#04 おじさんの脳は白子でできてるの?
また玄関に封筒が置いてあり、書いた覚えのない小説の原稿用紙が10枚入っていた。童話のつづきだ。お人形は今、中国にいるらしい。
フェっちゃんとの約束の時間は過ぎてしまっただろうか。約束なんてしたおぼえはない。しかしフェっちゃんの方はおぼえているかもしれない。また電話がかかってきて、なんで来ないのかと怒られるのをわたしはずっと待っていた。今日は日中ずっと薄暗く、夕方からとうとう雪が降り出した。またあおぞら公園のベンチでひとり、もこもこになって待っているだろうか。そわそわして、今日の小説はあまりできがよくない。ついに電話がかかってきたころにはもう日が暮れていた。
「おじさん? わたしだけど」
「ごめん! この寒空に」
「なに言ってるの?」
「会う約束してなかったっけ」
「今日はずっとおうちだよ」
「公園じゃないのか」
「公園? 今日、マイナスいってるんだよ? おじさん、やっぱり脳が」
「いやあ」
「脳といえば、またキムチ鍋パーティーしない?」
「白子とか入れて?」
「なんで白子?」
「脳とか言うから」
「おじさんの脳は白子でできてるの?」
「おなかの中に入れば同じことだよ。これから来るのかい? けっこう雪が降ってるけど」
「大丈夫。今日はコバヤシに送ってもらうから」
「コバヤシ?」
「わたしのボディガード」
「男?」
「それがどうかしたの?」
「どうもしない」
「嫉妬してるの? 大丈夫だよ。仕事は仕事だからさ」
「ボディガードだって?」
「うん。このあいだも外で待っててくれたんだよ」
「一晩中ずっと」
「そうだよ。それがコバヤシの仕事だから。おじさんがあたしにえっちなことしようとしたら殺す仕事。それでお給料もらえるんだから、チョロいよね」
「フェっちゃんは何者なんだい?」
「だからギャングの娘だよ。
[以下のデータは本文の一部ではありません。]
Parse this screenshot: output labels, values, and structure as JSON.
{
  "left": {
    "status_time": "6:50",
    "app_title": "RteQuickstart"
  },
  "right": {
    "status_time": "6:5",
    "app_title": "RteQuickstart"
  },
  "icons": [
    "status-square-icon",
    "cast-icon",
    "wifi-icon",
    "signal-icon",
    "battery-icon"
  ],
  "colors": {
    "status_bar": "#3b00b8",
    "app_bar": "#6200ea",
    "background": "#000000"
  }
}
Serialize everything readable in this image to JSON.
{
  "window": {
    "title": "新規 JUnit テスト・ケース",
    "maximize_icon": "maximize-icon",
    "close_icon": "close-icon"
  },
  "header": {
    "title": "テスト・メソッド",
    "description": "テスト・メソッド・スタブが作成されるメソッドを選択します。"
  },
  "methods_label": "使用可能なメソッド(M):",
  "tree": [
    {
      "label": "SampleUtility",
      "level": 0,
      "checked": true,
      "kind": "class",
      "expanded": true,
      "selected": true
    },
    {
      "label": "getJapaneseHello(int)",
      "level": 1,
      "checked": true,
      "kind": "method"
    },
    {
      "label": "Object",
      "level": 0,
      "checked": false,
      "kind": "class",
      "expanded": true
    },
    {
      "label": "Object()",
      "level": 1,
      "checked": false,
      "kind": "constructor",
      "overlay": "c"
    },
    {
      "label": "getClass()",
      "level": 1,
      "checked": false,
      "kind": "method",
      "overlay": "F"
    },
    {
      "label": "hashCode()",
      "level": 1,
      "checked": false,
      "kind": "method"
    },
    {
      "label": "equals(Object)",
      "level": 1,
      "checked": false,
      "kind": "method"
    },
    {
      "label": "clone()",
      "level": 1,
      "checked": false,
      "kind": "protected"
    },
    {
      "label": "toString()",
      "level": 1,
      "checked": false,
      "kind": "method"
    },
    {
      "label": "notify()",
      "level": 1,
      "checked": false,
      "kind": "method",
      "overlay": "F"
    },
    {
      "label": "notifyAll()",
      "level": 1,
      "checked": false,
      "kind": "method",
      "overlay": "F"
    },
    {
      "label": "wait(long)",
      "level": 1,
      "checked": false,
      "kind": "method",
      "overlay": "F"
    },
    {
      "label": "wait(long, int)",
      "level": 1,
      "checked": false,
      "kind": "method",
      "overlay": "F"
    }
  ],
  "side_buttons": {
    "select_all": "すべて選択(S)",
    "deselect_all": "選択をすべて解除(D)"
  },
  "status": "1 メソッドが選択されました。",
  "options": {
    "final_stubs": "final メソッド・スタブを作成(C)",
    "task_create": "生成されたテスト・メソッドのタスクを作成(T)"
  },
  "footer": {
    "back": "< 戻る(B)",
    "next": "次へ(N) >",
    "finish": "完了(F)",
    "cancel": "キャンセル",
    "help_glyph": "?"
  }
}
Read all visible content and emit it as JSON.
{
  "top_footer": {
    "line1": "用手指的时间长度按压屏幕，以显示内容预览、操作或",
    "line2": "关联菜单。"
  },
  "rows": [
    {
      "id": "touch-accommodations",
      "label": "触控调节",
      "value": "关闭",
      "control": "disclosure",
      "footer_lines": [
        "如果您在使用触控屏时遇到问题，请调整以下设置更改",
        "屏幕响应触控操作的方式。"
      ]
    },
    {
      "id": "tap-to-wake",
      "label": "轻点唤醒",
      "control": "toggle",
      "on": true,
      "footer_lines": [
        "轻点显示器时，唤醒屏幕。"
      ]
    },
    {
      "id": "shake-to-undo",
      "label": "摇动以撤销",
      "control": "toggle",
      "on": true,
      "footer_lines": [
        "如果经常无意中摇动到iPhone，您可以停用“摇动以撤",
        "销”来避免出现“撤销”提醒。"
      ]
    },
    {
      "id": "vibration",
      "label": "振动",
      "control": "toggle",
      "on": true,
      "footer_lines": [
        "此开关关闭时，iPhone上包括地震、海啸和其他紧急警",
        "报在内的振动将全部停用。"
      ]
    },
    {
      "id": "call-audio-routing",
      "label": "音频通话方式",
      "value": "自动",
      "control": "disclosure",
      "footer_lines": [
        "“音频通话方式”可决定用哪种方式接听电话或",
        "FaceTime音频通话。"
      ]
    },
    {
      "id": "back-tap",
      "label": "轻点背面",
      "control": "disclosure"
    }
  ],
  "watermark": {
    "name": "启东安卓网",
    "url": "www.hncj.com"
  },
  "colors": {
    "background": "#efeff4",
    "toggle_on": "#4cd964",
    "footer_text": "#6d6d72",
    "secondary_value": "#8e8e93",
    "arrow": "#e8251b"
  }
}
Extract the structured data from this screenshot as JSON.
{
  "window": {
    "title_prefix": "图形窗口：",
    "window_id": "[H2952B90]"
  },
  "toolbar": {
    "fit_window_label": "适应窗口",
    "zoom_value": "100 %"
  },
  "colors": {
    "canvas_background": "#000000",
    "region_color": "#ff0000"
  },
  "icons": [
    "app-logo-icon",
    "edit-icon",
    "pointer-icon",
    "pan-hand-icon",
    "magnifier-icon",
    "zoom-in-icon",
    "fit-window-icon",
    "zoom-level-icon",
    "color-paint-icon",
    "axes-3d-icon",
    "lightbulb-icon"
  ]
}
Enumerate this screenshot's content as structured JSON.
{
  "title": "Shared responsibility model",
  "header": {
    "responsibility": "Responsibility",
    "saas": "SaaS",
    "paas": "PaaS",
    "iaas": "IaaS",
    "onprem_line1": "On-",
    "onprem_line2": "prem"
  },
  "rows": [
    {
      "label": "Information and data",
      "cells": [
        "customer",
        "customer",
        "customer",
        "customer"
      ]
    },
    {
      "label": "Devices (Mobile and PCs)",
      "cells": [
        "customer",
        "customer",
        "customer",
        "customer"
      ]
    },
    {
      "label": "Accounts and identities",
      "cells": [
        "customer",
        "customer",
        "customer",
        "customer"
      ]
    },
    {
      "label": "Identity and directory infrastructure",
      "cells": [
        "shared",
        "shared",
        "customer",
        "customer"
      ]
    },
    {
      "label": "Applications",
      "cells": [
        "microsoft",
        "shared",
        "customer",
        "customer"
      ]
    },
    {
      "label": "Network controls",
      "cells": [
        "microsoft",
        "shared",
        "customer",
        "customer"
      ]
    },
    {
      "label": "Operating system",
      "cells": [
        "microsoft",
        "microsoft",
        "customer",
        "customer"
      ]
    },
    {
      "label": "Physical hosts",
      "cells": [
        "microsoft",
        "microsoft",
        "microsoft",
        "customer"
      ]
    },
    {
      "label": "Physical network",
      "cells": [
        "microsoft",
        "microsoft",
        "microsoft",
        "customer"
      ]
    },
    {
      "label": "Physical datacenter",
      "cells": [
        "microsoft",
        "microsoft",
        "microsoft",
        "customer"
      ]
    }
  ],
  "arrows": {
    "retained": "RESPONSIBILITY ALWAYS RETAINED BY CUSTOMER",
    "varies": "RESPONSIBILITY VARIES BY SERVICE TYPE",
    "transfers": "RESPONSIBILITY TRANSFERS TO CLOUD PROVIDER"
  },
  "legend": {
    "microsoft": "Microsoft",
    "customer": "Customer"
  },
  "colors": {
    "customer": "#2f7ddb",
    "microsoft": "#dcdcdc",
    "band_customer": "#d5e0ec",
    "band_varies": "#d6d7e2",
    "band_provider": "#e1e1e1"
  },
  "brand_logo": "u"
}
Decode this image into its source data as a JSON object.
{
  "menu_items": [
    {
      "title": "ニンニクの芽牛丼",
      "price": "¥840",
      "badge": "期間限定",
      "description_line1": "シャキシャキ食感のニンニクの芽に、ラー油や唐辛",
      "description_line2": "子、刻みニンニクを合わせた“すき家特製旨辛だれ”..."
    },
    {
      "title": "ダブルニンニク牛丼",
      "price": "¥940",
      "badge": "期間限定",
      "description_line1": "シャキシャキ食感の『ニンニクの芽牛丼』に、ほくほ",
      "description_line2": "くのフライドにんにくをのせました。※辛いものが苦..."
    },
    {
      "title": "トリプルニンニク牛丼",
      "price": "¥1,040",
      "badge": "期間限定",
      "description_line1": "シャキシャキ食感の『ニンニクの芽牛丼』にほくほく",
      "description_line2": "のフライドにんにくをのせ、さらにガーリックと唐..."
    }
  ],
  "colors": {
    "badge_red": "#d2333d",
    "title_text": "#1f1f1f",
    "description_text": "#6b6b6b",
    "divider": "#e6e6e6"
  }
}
パパがこの町を牛耳ってるんだよ。知ってた? 市長さんも警察も、学校の先生もみんなパパの言いなり。だからおじさんもパパの言いなり」
「会ったこともない人の言いなりにはなれないよ」
「わたしはパパの代理なの。だからおじさんはわたしの言いなり」
「また泊まるの?」
「わかんないけど。でも食べたら眠くなるから、泊まるかもしれない」
「じゃあ、パジャマだけ用意してきて。布団とタオルと歯ブラシは用意したから」
「ん?」
「うん?」
「なんで今回は歓迎モードなの?」
「歓迎してるわけじゃないよ。ただ、泊まるのに無いと困ると思って」
「そうだけど」
「ベッドはフェっちゃんが使っていいからさ」
「ふうん。じゃ、これから一緒にスーパー行って食材買おっか」
「コバヤシさんも一緒に?」
「コバヤシは車に置いてくよ。おじさんも、わたしとふたりきりの方がいいでしょう?」
「まあ」
「おじさん、わたしのこと好きだもんね」
「いやあ」
「じゃ、すぐ行くから」
ガチャッと電話が切れた。今どき黒電話だろうか。いやあ、という返事はちゃんと否定の意味になっていただろうか。フェっちゃんを待つあいだ、私はさまざまな角度からその語の意味について考えていた。